Mas não! A única coisa parecida a isso é a noite. Mas e os sonhos? Esses selvagens, que não controlamos? Estamos nós entretidos a alternar entre sono REM e não REM, mas esses sacaninhas não dão descanso. E pronto, acordamos e assim de repente até parece que descansámos, mas é pura ilusão. Uma migalha ou outra das aventuras noturnas por que passámos de vez em quando vem-nos lembrar que isto de viver não é coisa para meninos. É um turno de 24 horas.

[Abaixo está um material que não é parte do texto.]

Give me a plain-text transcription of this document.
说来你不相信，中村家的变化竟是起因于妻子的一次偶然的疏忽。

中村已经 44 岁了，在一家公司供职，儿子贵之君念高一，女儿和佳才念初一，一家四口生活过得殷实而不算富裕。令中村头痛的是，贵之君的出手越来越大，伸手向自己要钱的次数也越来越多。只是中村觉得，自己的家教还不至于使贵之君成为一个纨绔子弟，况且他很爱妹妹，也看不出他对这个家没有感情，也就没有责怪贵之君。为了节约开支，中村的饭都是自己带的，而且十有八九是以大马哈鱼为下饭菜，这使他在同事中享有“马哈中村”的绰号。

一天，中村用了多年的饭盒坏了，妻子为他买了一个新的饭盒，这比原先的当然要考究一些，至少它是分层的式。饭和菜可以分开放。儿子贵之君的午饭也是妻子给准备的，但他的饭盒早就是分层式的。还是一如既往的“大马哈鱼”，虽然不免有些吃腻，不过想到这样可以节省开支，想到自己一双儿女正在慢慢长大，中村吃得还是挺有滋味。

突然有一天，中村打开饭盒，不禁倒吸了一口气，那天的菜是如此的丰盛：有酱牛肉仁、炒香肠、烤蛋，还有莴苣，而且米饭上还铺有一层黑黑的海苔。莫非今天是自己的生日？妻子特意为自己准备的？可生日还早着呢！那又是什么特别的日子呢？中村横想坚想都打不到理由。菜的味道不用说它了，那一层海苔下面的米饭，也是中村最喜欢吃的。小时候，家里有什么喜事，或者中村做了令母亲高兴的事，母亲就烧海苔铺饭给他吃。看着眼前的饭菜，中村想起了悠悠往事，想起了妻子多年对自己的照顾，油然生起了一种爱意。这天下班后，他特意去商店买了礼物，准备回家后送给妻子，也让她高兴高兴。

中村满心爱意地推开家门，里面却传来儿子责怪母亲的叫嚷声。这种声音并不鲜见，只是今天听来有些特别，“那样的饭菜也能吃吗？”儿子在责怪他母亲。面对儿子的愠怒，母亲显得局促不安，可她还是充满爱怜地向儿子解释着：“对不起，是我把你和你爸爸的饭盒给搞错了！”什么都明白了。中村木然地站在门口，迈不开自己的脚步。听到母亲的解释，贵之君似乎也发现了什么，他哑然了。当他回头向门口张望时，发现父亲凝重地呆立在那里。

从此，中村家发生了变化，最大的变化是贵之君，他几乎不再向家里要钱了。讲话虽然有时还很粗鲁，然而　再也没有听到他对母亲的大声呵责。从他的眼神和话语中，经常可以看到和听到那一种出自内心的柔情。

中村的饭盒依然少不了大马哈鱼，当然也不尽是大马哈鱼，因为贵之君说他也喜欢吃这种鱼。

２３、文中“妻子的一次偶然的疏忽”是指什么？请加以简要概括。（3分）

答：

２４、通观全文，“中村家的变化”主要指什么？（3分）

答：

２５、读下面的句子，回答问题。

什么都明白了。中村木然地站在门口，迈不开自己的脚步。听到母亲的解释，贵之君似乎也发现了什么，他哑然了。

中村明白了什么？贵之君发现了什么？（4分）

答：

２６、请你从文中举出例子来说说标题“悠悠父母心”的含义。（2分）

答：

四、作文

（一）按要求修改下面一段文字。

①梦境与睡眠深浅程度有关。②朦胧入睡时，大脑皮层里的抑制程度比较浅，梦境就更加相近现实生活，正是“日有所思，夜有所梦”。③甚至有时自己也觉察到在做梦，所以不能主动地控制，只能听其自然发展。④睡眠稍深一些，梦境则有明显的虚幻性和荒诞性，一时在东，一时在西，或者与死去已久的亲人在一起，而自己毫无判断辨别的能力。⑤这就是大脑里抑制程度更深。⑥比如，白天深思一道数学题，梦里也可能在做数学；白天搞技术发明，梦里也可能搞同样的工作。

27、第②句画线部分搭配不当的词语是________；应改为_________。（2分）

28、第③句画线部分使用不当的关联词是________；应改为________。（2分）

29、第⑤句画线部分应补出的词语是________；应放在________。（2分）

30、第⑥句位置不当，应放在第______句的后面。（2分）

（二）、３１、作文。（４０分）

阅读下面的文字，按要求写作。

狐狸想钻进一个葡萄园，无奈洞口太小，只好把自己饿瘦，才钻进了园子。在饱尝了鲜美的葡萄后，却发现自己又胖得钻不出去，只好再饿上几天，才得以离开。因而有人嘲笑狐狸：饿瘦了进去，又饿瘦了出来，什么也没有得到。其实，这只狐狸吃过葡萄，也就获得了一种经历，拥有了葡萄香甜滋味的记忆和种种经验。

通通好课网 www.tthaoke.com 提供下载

E sinceramente eu nunca fui apologista disso dos turnos contínuos, acho que não é saudável. Se não é para os médicos e enfermeiros, porque é que tem que ser para nós, humanidade em geral? Acho que chega a uma altura que se perde imaginação para viver, não há reuniões para brainstorming da vida e portanto é tudo muito no imediato (o que não seria mau penso eu, estivesse eu atenta aos sinais do universo não é?). A vida não reune connosco e com um psicólogo para nos dar noticias dificeis, chegam de rompante e pronto, lá temos nós que nos limitar a reagir.
A vida não vem defender os nossos direitos em instituições próprias para o efeito, reuniões multidisciplinares.
A vida é um patrão bi-polar.

E eu vou fazer como os maquinistas da CP.